Cosa significa per un cristiano l’interrogativo sul “che fare”? Noi non siamo i primi ad agire, perché non siamo i primi ad amare, c’è Qualcuno che lo ha fatto prima di noi, è questo il presupposto da cui partire. Al cristiano spetta il compito di individuare i segni dei tempi, e mettere in pratica, secondo il principio del fare agli altri ciò che il Signore ha fatto per noi. Momenti come questo del convegno sono importanti perché ci consentono di ascoltare quanto lo Spirito dice alla Chiesa, senza mai dimenticare l’ascolto della voce dei poveri, perché chi è con Dio non può non fare suo il lamento del povero.
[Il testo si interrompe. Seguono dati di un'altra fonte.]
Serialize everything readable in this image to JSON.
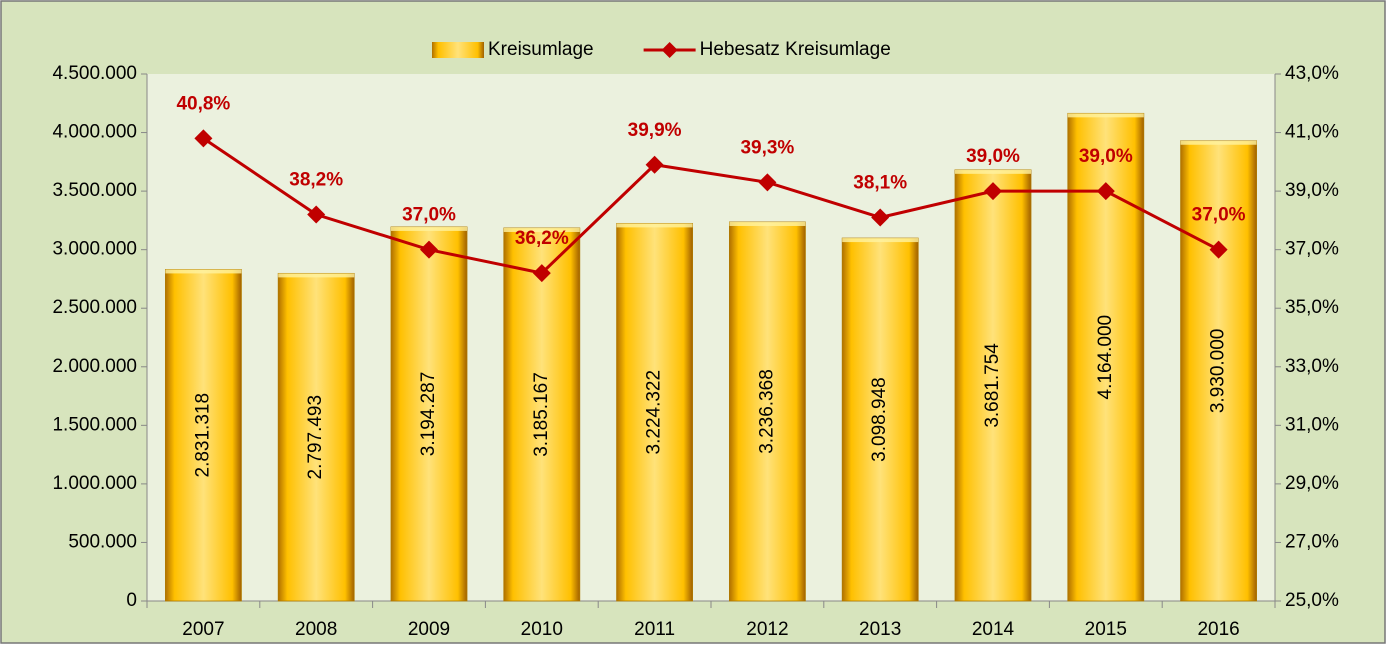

Sicuramente in questi due giorni di lavori abbiamo raccolto qualcosa che dobbiamo portare avanti, uscendo da questo convegno non solo con speranza, ma anche con gioia.
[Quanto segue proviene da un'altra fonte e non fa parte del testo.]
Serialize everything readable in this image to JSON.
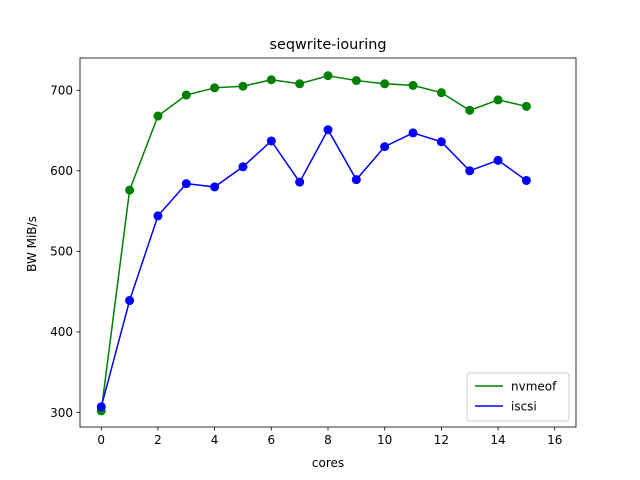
{
  "chart_data": {
    "type": "line",
    "title": "seqwrite-iouring",
    "xlabel": "cores",
    "ylabel": "BW MiB/s",
    "xlim": [
      -0.75,
      16.75
    ],
    "ylim": [
      282,
      740
    ],
    "xticks": [
      0,
      2,
      4,
      6,
      8,
      10,
      12,
      14,
      16
    ],
    "yticks": [
      300,
      400,
      500,
      600,
      700
    ],
    "grid": false,
    "legend_position": "lower-right",
    "markers": "circle",
    "x": [
      0,
      1,
      2,
      3,
      4,
      5,
      6,
      7,
      8,
      9,
      10,
      11,
      12,
      13,
      14,
      15
    ],
    "series": [
      {
        "name": "nvmeof",
        "color": "#008000",
        "values": [
          302,
          576,
          668,
          694,
          703,
          705,
          713,
          708,
          718,
          712,
          708,
          706,
          697,
          675,
          688,
          680
        ]
      },
      {
        "name": "iscsi",
        "color": "#0000ff",
        "values": [
          307,
          439,
          544,
          584,
          580,
          605,
          637,
          586,
          651,
          589,
          630,
          647,
          636,
          600,
          613,
          588
        ]
      }
    ]
  }
}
Venendo ai problemi che affliggono il Mezzogiorno, io penso che l’assistenzialismo sia la premessa della criminalità organizzata, e oggi in questo contesto la Chiesa sente di nuovo la chiamata alla profezia. Per cambiare la realtà presente occorre una cultura sociale nuova, e la Chiesa deve essere capace non solo di denunciare, ma di operare, educando davvero alla speranza e cercando di costruire dei percorsi che partendo dai sentieri naturali divengano realmente praticabili da tutti: è questa la sua dottrina sociale. Se qualcosa è mancato in questi anni è stato non perché non eravamo Chiesa, ma perché non lo eravamo abbastanza. Bisogna ripartire dalla forza di trasformazione dell’Eucaristia, soprattutto contro la criminalità organizzata e l’illegalità, che colpiscono l’uomo nella sua dignità. Il laicato deve assumersi il compito di diffondere la forza d’amore dell’Eucaristia, e noi religiosi non dobbiamo temere di perdere rilievo sociale, non dobbiamo avere paura del laicismo.
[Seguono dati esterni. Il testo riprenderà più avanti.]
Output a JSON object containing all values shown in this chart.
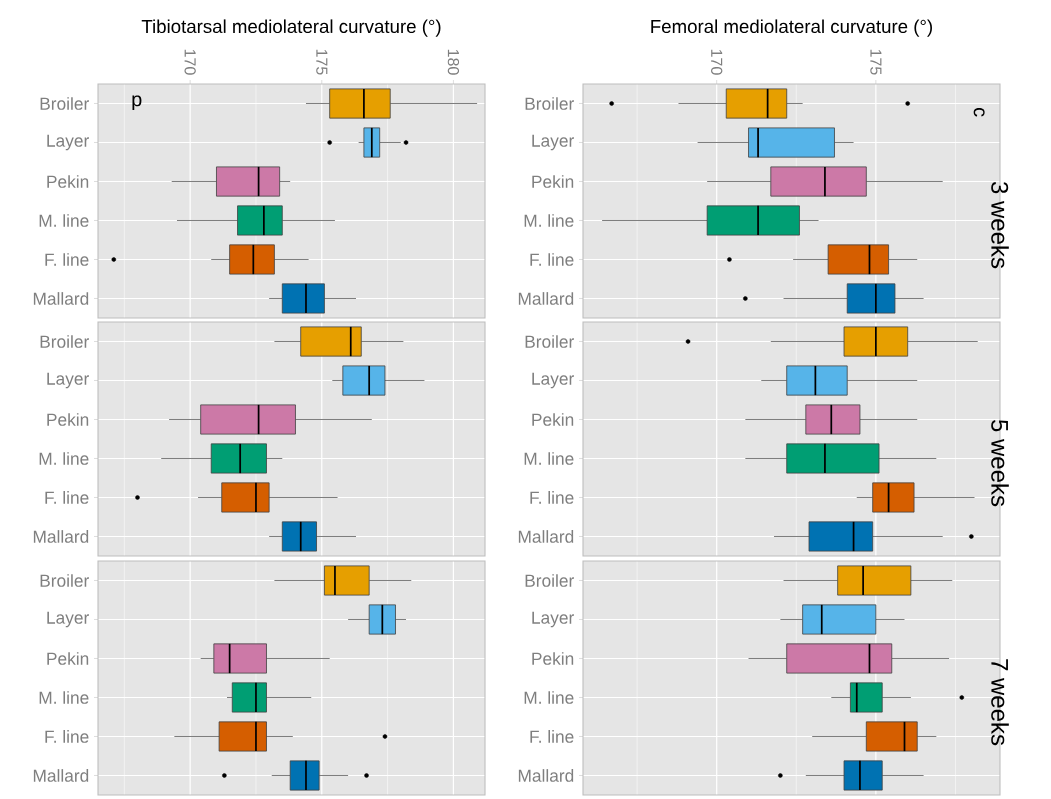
{
  "chart_data": [
    {
      "type": "box",
      "xlabel": "Tibiotarsal mediolateral curvature (°)",
      "orientation": "horizontal",
      "grid": true,
      "xlim": [
        166.5,
        181.2
      ],
      "xticks": [
        {
          "value": 167.5,
          "label": null
        },
        170,
        {
          "value": 172.5,
          "label": null
        },
        175,
        {
          "value": 177.5,
          "label": null
        },
        180
      ],
      "annotations": [
        "d"
      ],
      "categories": [
        "Broiler",
        "Layer",
        "Pekin",
        "M. line",
        "F. line",
        "Mallard"
      ],
      "colors": [
        "#e69f00",
        "#56b4e9",
        "#cc79a7",
        "#009e73",
        "#d55e00",
        "#0072b2"
      ],
      "boxes": [
        {
          "low": 174.4,
          "q1": 175.3,
          "median": 176.6,
          "q3": 177.6,
          "high": 180.9
        },
        {
          "low": 176.4,
          "q1": 176.6,
          "median": 176.9,
          "q3": 177.2,
          "high": 178.0,
          "outliers": [
            175.3,
            178.2
          ]
        },
        {
          "low": 169.3,
          "q1": 171.0,
          "median": 172.6,
          "q3": 173.4,
          "high": 173.8
        },
        {
          "low": 169.5,
          "q1": 171.8,
          "median": 172.8,
          "q3": 173.5,
          "high": 175.5
        },
        {
          "low": 170.8,
          "q1": 171.5,
          "median": 172.4,
          "q3": 173.2,
          "high": 174.5,
          "outliers": [
            167.1
          ]
        },
        {
          "low": 173.0,
          "q1": 173.5,
          "median": 174.4,
          "q3": 175.1,
          "high": 176.3
        }
      ]
    },
    {
      "type": "box",
      "xlabel": "Femoral mediolateral curvature (°)",
      "title": "3 weeks",
      "orientation": "horizontal",
      "grid": true,
      "xlim": [
        165.8,
        178.9
      ],
      "xticks": [
        {
          "value": 167.5,
          "label": null
        },
        170,
        {
          "value": 172.5,
          "label": null
        },
        175,
        {
          "value": 177.5,
          "label": null
        }
      ],
      "annotations": [
        "c"
      ],
      "categories": [
        "Broiler",
        "Layer",
        "Pekin",
        "M. line",
        "F. line",
        "Mallard"
      ],
      "colors": [
        "#e69f00",
        "#56b4e9",
        "#cc79a7",
        "#009e73",
        "#d55e00",
        "#0072b2"
      ],
      "boxes": [
        {
          "low": 168.8,
          "q1": 170.3,
          "median": 171.6,
          "q3": 172.2,
          "high": 172.7,
          "outliers": [
            166.7,
            176.0
          ]
        },
        {
          "low": 169.4,
          "q1": 171.0,
          "median": 171.3,
          "q3": 173.7,
          "high": 174.3
        },
        {
          "low": 169.7,
          "q1": 171.7,
          "median": 173.4,
          "q3": 174.7,
          "high": 177.1
        },
        {
          "low": 166.4,
          "q1": 169.7,
          "median": 171.3,
          "q3": 172.6,
          "high": 173.2
        },
        {
          "low": 172.4,
          "q1": 173.5,
          "median": 174.8,
          "q3": 175.4,
          "high": 176.3,
          "outliers": [
            170.4
          ]
        },
        {
          "low": 172.1,
          "q1": 174.1,
          "median": 175.0,
          "q3": 175.6,
          "high": 176.5,
          "outliers": [
            170.9
          ]
        }
      ]
    },
    {
      "type": "box",
      "orientation": "horizontal",
      "grid": true,
      "tick_labels": "y",
      "xlim": [
        166.5,
        181.2
      ],
      "xticks": [
        {
          "value": 167.5,
          "label": null
        },
        170,
        {
          "value": 172.5,
          "label": null
        },
        175,
        {
          "value": 177.5,
          "label": null
        },
        180
      ],
      "categories": [
        "Broiler",
        "Layer",
        "Pekin",
        "M. line",
        "F. line",
        "Mallard"
      ],
      "colors": [
        "#e69f00",
        "#56b4e9",
        "#cc79a7",
        "#009e73",
        "#d55e00",
        "#0072b2"
      ],
      "boxes": [
        {
          "low": 173.2,
          "q1": 174.2,
          "median": 176.1,
          "q3": 176.5,
          "high": 178.1
        },
        {
          "low": 175.4,
          "q1": 175.8,
          "median": 176.8,
          "q3": 177.4,
          "high": 178.9
        },
        {
          "low": 169.2,
          "q1": 170.4,
          "median": 172.6,
          "q3": 174.0,
          "high": 176.9
        },
        {
          "low": 168.9,
          "q1": 170.8,
          "median": 171.9,
          "q3": 172.9,
          "high": 173.5
        },
        {
          "low": 170.3,
          "q1": 171.2,
          "median": 172.5,
          "q3": 173.0,
          "high": 175.6,
          "outliers": [
            168.0
          ]
        },
        {
          "low": 173.0,
          "q1": 173.5,
          "median": 174.2,
          "q3": 174.8,
          "high": 176.3
        }
      ]
    },
    {
      "type": "box",
      "title": "5 weeks",
      "orientation": "horizontal",
      "grid": true,
      "tick_labels": "y",
      "xlim": [
        165.8,
        178.9
      ],
      "xticks": [
        {
          "value": 167.5,
          "label": null
        },
        170,
        {
          "value": 172.5,
          "label": null
        },
        175,
        {
          "value": 177.5,
          "label": null
        }
      ],
      "categories": [
        "Broiler",
        "Layer",
        "Pekin",
        "M. line",
        "F. line",
        "Mallard"
      ],
      "colors": [
        "#e69f00",
        "#56b4e9",
        "#cc79a7",
        "#009e73",
        "#d55e00",
        "#0072b2"
      ],
      "boxes": [
        {
          "low": 171.7,
          "q1": 174.0,
          "median": 175.0,
          "q3": 176.0,
          "high": 178.2,
          "outliers": [
            169.1
          ]
        },
        {
          "low": 171.4,
          "q1": 172.2,
          "median": 173.1,
          "q3": 174.1,
          "high": 176.3
        },
        {
          "low": 170.9,
          "q1": 172.8,
          "median": 173.6,
          "q3": 174.5,
          "high": 176.3
        },
        {
          "low": 170.9,
          "q1": 172.2,
          "median": 173.4,
          "q3": 175.1,
          "high": 176.9
        },
        {
          "low": 174.4,
          "q1": 174.9,
          "median": 175.4,
          "q3": 176.2,
          "high": 178.1
        },
        {
          "low": 171.8,
          "q1": 172.9,
          "median": 174.3,
          "q3": 174.9,
          "high": 177.1,
          "outliers": [
            178.0
          ]
        }
      ]
    },
    {
      "type": "box",
      "orientation": "horizontal",
      "grid": true,
      "tick_labels": "y",
      "xlim": [
        166.5,
        181.2
      ],
      "xticks": [
        {
          "value": 167.5,
          "label": null
        },
        170,
        {
          "value": 172.5,
          "label": null
        },
        175,
        {
          "value": 177.5,
          "label": null
        },
        180
      ],
      "categories": [
        "Broiler",
        "Layer",
        "Pekin",
        "M. line",
        "F. line",
        "Mallard"
      ],
      "colors": [
        "#e69f00",
        "#56b4e9",
        "#cc79a7",
        "#009e73",
        "#d55e00",
        "#0072b2"
      ],
      "boxes": [
        {
          "low": 173.2,
          "q1": 175.1,
          "median": 175.5,
          "q3": 176.8,
          "high": 178.4
        },
        {
          "low": 176.0,
          "q1": 176.8,
          "median": 177.3,
          "q3": 177.8,
          "high": 178.2
        },
        {
          "low": 170.4,
          "q1": 170.9,
          "median": 171.5,
          "q3": 172.9,
          "high": 175.3
        },
        {
          "low": 171.4,
          "q1": 171.6,
          "median": 172.5,
          "q3": 172.9,
          "high": 174.6
        },
        {
          "low": 169.4,
          "q1": 171.1,
          "median": 172.5,
          "q3": 172.9,
          "high": 173.9,
          "outliers": [
            177.4
          ]
        },
        {
          "low": 173.1,
          "q1": 173.8,
          "median": 174.4,
          "q3": 174.9,
          "high": 176.0,
          "outliers": [
            171.3,
            176.7
          ]
        }
      ]
    },
    {
      "type": "box",
      "title": "7 weeks",
      "orientation": "horizontal",
      "grid": true,
      "tick_labels": "y",
      "xlim": [
        165.8,
        178.9
      ],
      "xticks": [
        {
          "value": 167.5,
          "label": null
        },
        170,
        {
          "value": 172.5,
          "label": null
        },
        175,
        {
          "value": 177.5,
          "label": null
        }
      ],
      "categories": [
        "Broiler",
        "Layer",
        "Pekin",
        "M. line",
        "F. line",
        "Mallard"
      ],
      "colors": [
        "#e69f00",
        "#56b4e9",
        "#cc79a7",
        "#009e73",
        "#d55e00",
        "#0072b2"
      ],
      "boxes": [
        {
          "low": 172.1,
          "q1": 173.8,
          "median": 174.6,
          "q3": 176.1,
          "high": 177.4
        },
        {
          "low": 172.0,
          "q1": 172.7,
          "median": 173.3,
          "q3": 175.0,
          "high": 175.9
        },
        {
          "low": 171.0,
          "q1": 172.2,
          "median": 174.8,
          "q3": 175.5,
          "high": 177.3
        },
        {
          "low": 173.6,
          "q1": 174.2,
          "median": 174.4,
          "q3": 175.2,
          "high": 176.1,
          "outliers": [
            177.7
          ]
        },
        {
          "low": 173.0,
          "q1": 174.7,
          "median": 175.9,
          "q3": 176.3,
          "high": 176.9
        },
        {
          "low": 172.8,
          "q1": 174.0,
          "median": 174.5,
          "q3": 175.2,
          "high": 176.5,
          "outliers": [
            172.0
          ]
        }
      ]
    }
  ]
}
Concretamente la Chiesa deve sul territorio divenire forza trasfigurante e aggregante, deve chiamare a sé. Fondamentale è ostacolare la malavita che possiamo definire “antivangelo”, e che può essere vinta con un popolo che passi dalla religiosità popolare all’essere popolo santo di Dio, formato da laici contenti e operativi. Non possiamo fare a meno della teologia della Redenzione, e ad essa dobbiamo ispirarci, ma ciascuno deve fare la sua parte: gli imprenditori investendo anche coraggiosamente, i politici recuperando la loro dignità di uomini e progettando, la Chiesa accogliendo come una madre – questo è il nostro sogno – e divenendo casa di tutti gli uomini.